Fair enough. And then briefly on the selling price increases. You mentioned the kitchen thinking on the part of your customers. Do you think this could indicate that they are sort of expecting and planning for the situation where they would be more inclined to share the burden of higher input costs with you? Or you wouldn't read it like that?

Marcus Wolfinger

executive
#16

Yes. Obviously, and I mentioned the equation before that they certainly have agreements with their customers as well.
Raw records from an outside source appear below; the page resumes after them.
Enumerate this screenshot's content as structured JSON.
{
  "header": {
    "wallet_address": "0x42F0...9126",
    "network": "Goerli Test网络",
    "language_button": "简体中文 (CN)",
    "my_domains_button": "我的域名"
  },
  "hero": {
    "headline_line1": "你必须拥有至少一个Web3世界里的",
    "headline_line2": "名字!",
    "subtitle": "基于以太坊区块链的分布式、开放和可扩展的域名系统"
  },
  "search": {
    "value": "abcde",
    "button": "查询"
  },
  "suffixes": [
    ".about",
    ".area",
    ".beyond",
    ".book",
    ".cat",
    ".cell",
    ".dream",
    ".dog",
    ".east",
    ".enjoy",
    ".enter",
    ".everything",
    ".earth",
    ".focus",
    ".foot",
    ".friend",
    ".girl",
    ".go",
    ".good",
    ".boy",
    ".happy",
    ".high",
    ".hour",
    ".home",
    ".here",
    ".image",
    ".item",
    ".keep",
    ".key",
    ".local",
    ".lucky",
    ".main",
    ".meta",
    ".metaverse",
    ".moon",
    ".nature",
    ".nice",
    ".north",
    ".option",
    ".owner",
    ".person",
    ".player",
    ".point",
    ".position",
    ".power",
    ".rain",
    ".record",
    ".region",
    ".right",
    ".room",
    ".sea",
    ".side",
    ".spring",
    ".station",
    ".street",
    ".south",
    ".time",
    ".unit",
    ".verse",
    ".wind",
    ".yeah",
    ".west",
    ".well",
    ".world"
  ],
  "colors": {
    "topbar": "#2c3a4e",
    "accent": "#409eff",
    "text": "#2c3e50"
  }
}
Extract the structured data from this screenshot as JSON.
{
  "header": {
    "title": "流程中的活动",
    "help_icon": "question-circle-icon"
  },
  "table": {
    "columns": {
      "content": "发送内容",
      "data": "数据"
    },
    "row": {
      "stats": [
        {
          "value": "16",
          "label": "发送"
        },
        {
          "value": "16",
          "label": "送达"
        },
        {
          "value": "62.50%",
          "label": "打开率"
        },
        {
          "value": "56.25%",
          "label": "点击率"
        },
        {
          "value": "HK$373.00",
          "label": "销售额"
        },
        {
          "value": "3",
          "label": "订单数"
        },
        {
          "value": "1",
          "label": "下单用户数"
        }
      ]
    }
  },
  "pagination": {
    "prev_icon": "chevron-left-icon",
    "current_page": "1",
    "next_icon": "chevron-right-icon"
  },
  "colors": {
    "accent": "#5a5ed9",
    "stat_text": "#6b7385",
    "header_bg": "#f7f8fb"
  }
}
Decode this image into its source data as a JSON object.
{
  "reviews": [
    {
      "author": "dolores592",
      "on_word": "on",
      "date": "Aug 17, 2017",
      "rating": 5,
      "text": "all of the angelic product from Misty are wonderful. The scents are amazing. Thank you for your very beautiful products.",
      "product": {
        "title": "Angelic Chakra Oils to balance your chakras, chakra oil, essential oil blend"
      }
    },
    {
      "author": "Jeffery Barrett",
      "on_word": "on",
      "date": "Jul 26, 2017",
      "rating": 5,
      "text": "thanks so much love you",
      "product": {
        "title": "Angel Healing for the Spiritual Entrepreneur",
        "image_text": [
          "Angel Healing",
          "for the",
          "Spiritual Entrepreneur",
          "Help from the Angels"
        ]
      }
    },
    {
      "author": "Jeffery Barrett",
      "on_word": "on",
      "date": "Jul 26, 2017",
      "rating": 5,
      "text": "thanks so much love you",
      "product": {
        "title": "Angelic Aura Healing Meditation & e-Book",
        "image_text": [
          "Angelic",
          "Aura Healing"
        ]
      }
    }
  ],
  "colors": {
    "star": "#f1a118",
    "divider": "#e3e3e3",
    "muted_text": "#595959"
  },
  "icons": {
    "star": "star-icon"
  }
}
They will certainly try to establish price increases were in running contracts with their customers as well, which is like the same degree of complexity we are facing with our customers. This is not super well perceived. I must admit. Like on the other side, this is a situation where we have to undertake this shared burden approach, that like we can certainly not cover all price increases where as we are not expecting our customers to cover all price increases. And that's why -- this will certainly end up at compromise. I mean I'm 100% convinced that our customers already factored in that compromise.

Operator

operator
#17

There are no further questions at this time, and I hand back to Marcus Wolfinger for closing comments.

Marcus Wolfinger

executive
#18

Yes. Thank you very much, [ Francie ], and thanks, everybody. In the line. This actually concludes our fiscal year 2022 conference call. Thank you very much for participating, and thanks very much for those excellent questions. If there are any follow-up questions, do not hesitate to call or e-mail our IR department. Thank you very much for your contribution and have a good day. Thank you. .

Operator

operator
#19

Ladies and gentlemen, the conference has now concluded, and you may disconnect your telephone. Thank you very much for joining and have a pleasant day. Goodbye.